Bir adada olduğunuzu hayal edin. Bir tropikal ada burası...
Rengarenk papağanlar tünemiş dallara. Palmiyeler, alabildiğine beyaz bir kumsal. Su turkuvaz renginde.
Sahilde uzanıyorsunuz. Deniz, kaçamak bir şekilde bir kaç saniyede bir gelip, yemek isteyen bir kedi yavrusu gibi ayaklarınızın arasında dolaşıyor, sırnaşıyor.
Belki açıkta bir yunus zıplıyor. Geride, ahşap bir kulübe sizi bekliyor. Belki az sonra, yeni tuttuğunuz balığı pişirecek, tatlı niyetine de tropikal meyvelerden yiyeceksiniz.
CENNET TARİFİ GİBİ
Nasıl? Kulağa cennetin tarifi gibi geliyor, değil mi? Peki, bu mükemmel tabloyu ne bozardı? Hem de kötü hiçbir şey olmadan, resmin en küçük bir parçasını bile değiştirmeden...
Hemen söyleyeyim. Filmi hızla ileri saralım. Gece olsun, gündüz olsun. Günler birbirini kovalasın.
Mevsim de hiç değişmesin. Fırtına çıkmasın. Siz hep o sahilde uzanmış pozisyonda kalın.
Hep mi? İşte küçük hilemiz burada gizli. Hep! Bu sahneyi cennet kılan, sahnemizin sınırlı olmasıdır.
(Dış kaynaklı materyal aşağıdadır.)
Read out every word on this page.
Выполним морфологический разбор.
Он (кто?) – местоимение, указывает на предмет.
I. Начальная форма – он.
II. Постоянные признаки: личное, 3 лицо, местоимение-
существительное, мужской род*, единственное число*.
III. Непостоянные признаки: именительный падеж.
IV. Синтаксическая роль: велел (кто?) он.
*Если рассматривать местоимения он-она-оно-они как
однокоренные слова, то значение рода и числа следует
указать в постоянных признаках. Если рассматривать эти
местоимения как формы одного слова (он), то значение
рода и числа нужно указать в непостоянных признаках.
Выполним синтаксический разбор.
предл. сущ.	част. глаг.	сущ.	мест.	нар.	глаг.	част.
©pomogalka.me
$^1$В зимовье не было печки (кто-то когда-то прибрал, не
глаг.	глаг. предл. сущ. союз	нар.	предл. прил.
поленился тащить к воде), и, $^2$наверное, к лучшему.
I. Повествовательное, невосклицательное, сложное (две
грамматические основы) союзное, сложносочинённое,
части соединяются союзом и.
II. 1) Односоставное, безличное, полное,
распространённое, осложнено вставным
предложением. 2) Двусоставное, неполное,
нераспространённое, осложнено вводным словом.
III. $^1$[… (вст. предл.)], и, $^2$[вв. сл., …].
Eğer bu cenneti bir hafta içinde kaybetme korkusu olmasaydı, misal, bu sahneyi sonsuza dek uzatsaydık burası hala bir cennet olarak mı kalırdı, yoksa anlamı sürekli olarak değişir miydi?
Bir gün sona ermiyorsa, demek ki tatilde değilsiniz. Belki de size gösterdiğimiz sahne, eğlenceli/heyecanlı Survivor dizisinden bir anı değildir. Belki de siz gerçek bir 'hayatta kalan'sınızdır ve bir adada mahsur kalmışsınızdır...
İşte şimdi burası bir tutsaklık yeri değil midir? Cehennem değil midir?
TATLI İŞKENCE
En sevdiğiniz tatlıyı yiyorsunuz. Bir kaşık aldığınızda vücudunuzda serotonin artışı olur. İki kaşıkta tatmin olma duygusu sarar. Üçüncü kaşık, ilki kadar lezzetli değildir. Ya bir tepsiyi, iki tepsiyi zorla yedirirsek? Hala tatlı gelecek mi?
Hatta sonunda diyabet ya da çatlayarak ölüm yok mu? Tatlı, işkenceye dönüşmedi mi?
Bir şeyi güzel, anlamlı kılan nedir?
Onun değerini oluşturan nedir? Ekonomiye göre kıtlığıdır. Az olan değerlidir.
Sınırlılık olgusu, kıymeti yaratan, tadı yaratan, keyfi yaratan yegane şeydir.
Bolca bulunanın kıymeti bilinmez.
Bitimsiz olan, ölçülemez. Ölçülemeyenin değeri nasıl bilinecek? Başı olan şeylerin bitimi olmak zorunda. Sonu olan her şeyi kıymetli buluruz bundan.
BİTİŞ BAŞLANGICI DOĞURUR
Eğer terk edildiyseniz, içiniz çok acıyor, biliyorum. Her şey sonsuza kadar sürseydi, diyorsunuz. Ya sonsuza kadar sürseydi tadı aynı kalacak mıydı?
Bunun bir garantisi var m? Düşünün ki siz bir dizi kahramanısınız.
Bu sezon sona erdi ve esas oğlan/ esas kız diziden ayrıldı. İyi ama, siz hayatınızın dizisinin başrolündesiniz.
Önümüzdeki sezon yeni kahramanlarla bu diziye daha bir heyecan gelmeyeceğinden emin misiniz?
O nefret edilen ölüm, hayatın anlamlandırıcısıdır.
Ölümsüz bir hayatın zevki nerede? Heyecanı nerede? Karpuzu parçalamak, onu öldürmektir.
Oysa ki parçalanan karpuzun içinden yüzlerce çekirdek çıkar. Yani karpuzun ölümü, yüzlerce karpuzun doğumuna gebedir aslında. Nefret edilen her bitiş, içinde başlangıçları saklar. Bu yüzden iyi ki bitimler var. Hayat, devinimleri, dönüşümleri olmadan hayat mıdır?